3.3. Pessimistic Sensitive Pruning

In the scenario whereby privacy is given the highest priority, we would remove the entire same-level subtree when the sensitive value is detected. For example, Figure 2, consisting of the confidential attribute value B3, will result in Figure 5 by using the pessimistic sensitive pruning. The essential benefit from this pruning approach is the privacy is preserved, as the attribute does not even exist in the decision tree. The primary inspiration of this pruning approach is the ideology of guessing theory, assuming that attribute values B1 and B2 are equal to ‘low’ and ‘medium’. One can easily predict the value of B3 to be equivalent to ‘high’. Therefore, each of the suggested pruning algorithms is able to provide different privacy requirements depending on the user’s preference.

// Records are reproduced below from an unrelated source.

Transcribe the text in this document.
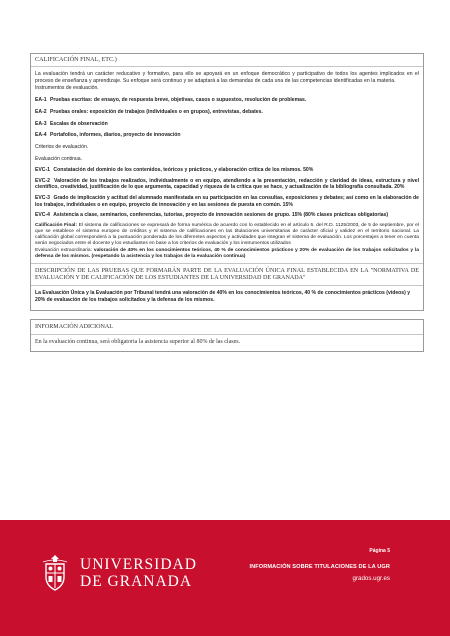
CALIFICACIÓN FINAL, ETC.)

La evaluación tendrá un carácter reducativo y formativo, para ello se apoyará en un enfoque democrático y participativo de todos los agentes implicados en el proceso de enseñanza y aprendizaje. Su enfoque será continuo y se adaptará a las demandas de cada una de las competencias identificadas en la materia.

Instrumentos de evaluación.

EA-1 Pruebas escritas: de ensayo, de respuesta breve, objetivas, casos o supuestos, resolución de problemas.
EA-2 Pruebas orales: exposición de trabajos (individuales o en grupos), entrevistas, debates.
EA-3 Escalas de observación
EA-4 Portafolios, informes, diarios, proyecto de innovación

Criterios de evaluación.

Evaluación continua.

EVC-1 Constatación del dominio de los contenidos, teóricos y prácticos, y elaboración crítica de los mismos. 50%

EVC-2 Valoración de los trabajos realizados, individualmente o en equipo, atendiendo a la presentación, redacción y claridad de ideas, estructura y nivel científico, creatividad, justificación de lo que argumenta, capacidad y riqueza de la crítica que se hace, y actualización de la bibliografía consultada. 20%

EVC-3 Grado de implicación y actitud del alumnado manifestada en su participación en las consultas, exposiciones y debates; así como en la elaboración de los trabajos, individuales o en equipo, proyecto de innovación y en las sesiones de puesta en común. 15%

EVC-4 Asistencia a clase, seminarios, conferencias, tutorías, proyecto de innovación sesiones de grupo. 15% (80% clases prácticas obligatorias)

Calificación Final: El sistema de calificaciones se expresará de forma numérica de acuerdo con lo establecido en el artículo 5. del R.D. 1125/2003, de 5 de septiembre, por el que se establece el sistema europeo de créditos y el sistema de calificaciones en las titulaciones universitarias de carácter oficial y validez en el territorio nacional. La calificación global corresponderá a la puntuación ponderada de los diferentes aspectos y actividades que integran el sistema de evaluación. Los porcentajes a tener en cuenta serán negociados entre el docente y los estudiantes en base a los criterios de evaluación y los instrumentos utilizados
Evaluación extraordinaria: valoración de 40% en los conocimientos teóricos, 40 % de conocimientos prácticos y 20% de evaluación de los trabajos solicitados y la defensa de los mismos. (respetando la asistencia y los trabajos de la evaluación continua)

DESCRIPCIÓN DE LAS PRUEBAS QUE FORMARÁN PARTE DE LA EVALUACIÓN ÚNICA FINAL ESTABLECIDA EN LA "NORMATIVA DE EVALUACIÓN Y DE CALIFICACIÓN DE LOS ESTUDIANTES DE LA UNIVERSIDAD DE GRANADA"
La Evaluación Única y la Evaluación por Tribunal tendrá una valoración de 40% en los conocimientos teóricos, 40 % de conocimientos prácticos (videos) y 20% de evaluación de los trabajos solicitados y la defensa de los mismos.
INFORMACIÓN ADICIONAL
En la evaluación continua, será obligatoria la asistencia superior al 80% de las clases.
UNIVERSIDAD
DE GRANADA
Página 5
INFORMACIÓN SOBRE TITULACIONES DE LA UGR
grados.ugr.es
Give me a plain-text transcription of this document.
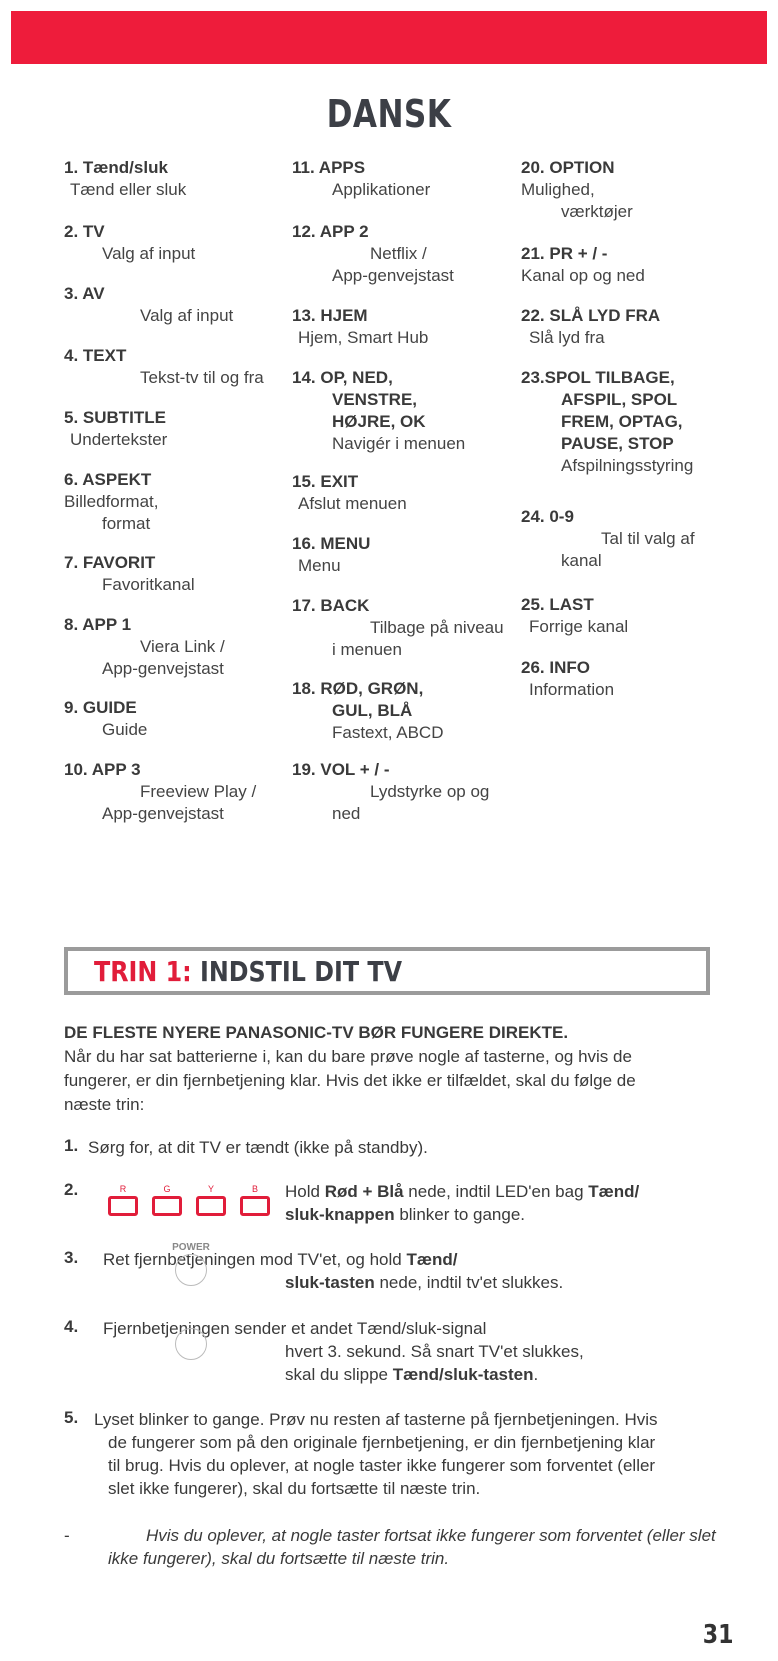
DANSK
1. Tænd/sluk
Tænd eller sluk
2. TV
Valg af input
3. AV
Valg af input
4. TEXT
Tekst-tv til og fra
5. SUBTITLE
Undertekster
6. ASPEKT
Billedformat,
format
7. FAVORIT
Favoritkanal
8. APP 1
Viera Link /
App-genvejstast
9. GUIDE
Guide
10. APP 3
Freeview Play /
App-genvejstast
11. APPS
Applikationer
12. APP 2
Netflix /
App-genvejstast
13. HJEM
Hjem, Smart Hub
14. OP, NED,
VENSTRE,
HØJRE, OK
Navigér i menuen
15. EXIT
Afslut menuen
16. MENU
Menu
17. BACK
Tilbage på niveau
i menuen
18. RØD, GRØN,
GUL, BLÅ
Fastext, ABCD
19. VOL + / -
Lydstyrke op og
ned
20. OPTION
Mulighed,
værktøjer
21. PR + / -
Kanal op og ned
22. SLÅ LYD FRA
Slå lyd fra
23.SPOL TILBAGE,
AFSPIL, SPOL
FREM, OPTAG,
PAUSE, STOP
Afspilningsstyring
24. 0-9
Tal til valg af
kanal
25. LAST
Forrige kanal
26. INFO
Information
TRIN 1: INDSTIL DIT TV
DE FLESTE NYERE PANASONIC-TV BØR FUNGERE DIREKTE.
Når du har sat batterierne i, kan du bare prøve nogle af tasterne, og hvis de
fungerer, er din fjernbetjening klar. Hvis det ikke er tilfældet, skal du følge de
næste trin:
1. Sørg for, at dit TV er tændt (ikke på standby).
2.	R	G	Y	B	Hold Rød + Blå nede, indtil LED'en bag Tænd/
sluk-knappen blinker to gange.
3. Ret fjernbetjeningen mod TV'et, og hold Tænd/
POWER
sluk-tasten nede, indtil tv'et slukkes.
4. Fjernbetjeningen sender et andet Tænd/sluk-signal
hvert 3. sekund. Så snart TV'et slukkes,
skal du slippe Tænd/sluk-tasten.
5. Lyset blinker to gange. Prøv nu resten af tasterne på fjernbetjeningen. Hvis
de fungerer som på den originale fjernbetjening, er din fjernbetjening klar
til brug. Hvis du oplever, at nogle taster ikke fungerer som forventet (eller
slet ikke fungerer), skal du fortsætte til næste trin.
-	Hvis du oplever, at nogle taster fortsat ikke fungerer som forventet (eller slet
ikke fungerer), skal du fortsætte til næste trin.
31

Figure 5. Pessimistic sensitive pruning decision tree. Numbered labels (e.g., #1, #11, #13, #131) refer to nodes, while alphabetical labels (e.g., A1, B2, C3) indicate attribute splits at each branch.

Pessimistic sensitive pruning algorithm is summarized as follows in Algorithm 3:

Algorithm 3: Pessimistic Sensitive Pruning Algorithm

Input:

T_max, Unpruned Decision Tree

Sensitive Attribute Value, A_S

Output:

Pruned Sensitive Decision Tree

Procedure:

Learning Procedure I:

1. for all split in node t, do

2. Let node t_s be the child node of t

3. Let Attribute Value A equals to current split attribute value

4. if (A == A_S):

5. Replace t with a leave node

6. endif

7. endfor

Learning Procedure II:

8. Let T = T_max

9. if T is not “leave node”:

10. for all node t ∈ T, starting from leaf nodes towards the root node, do

11. Repeat step 1–7

12. endfor

13. endif

3.4. Sensitive Values Considerations

Sensitive attributes and values can vary significantly across different domains; therefore, domain knowledge or the input of domain experts is typically required to determine which attributes should be considered sensitive. In this work, sensitive attributes and values were identified based on established knowledge in the field of NIDSs (for example, private IP addresses and host-specific identifiers). Although no domain experts were directly consulted, these attributes reflect widely accepted sensitivity indicators reported in prior NIDS research. The same principle can be extended to other domains, such as finance or healthcare, by tailoring the sensitivity list to domain-specific requirements (for example, account numbers or patient identifiers).

3.5. Privacy Risk Metrics Considerations

The primary goal of the sensitive pruning algorithm is to minimize the exposure of sensitive attribute values within the decision tree nodes. However, the publicly available NIDS datasets used in this study do not provide ground-truth annotations indicating which attributes are sensitive. Consequently, widely adopted privacy risk metrics such as k-anonymity or differential privacy could not be applied. Instead, we approximate privacy preservation by evaluating structural simplification of the decision tree, specifically through the number of sensitive nodes removed and the overall reduction in tree complexity. This approach aligns with the objective of concealing sensitive splits while maintaining classification utility.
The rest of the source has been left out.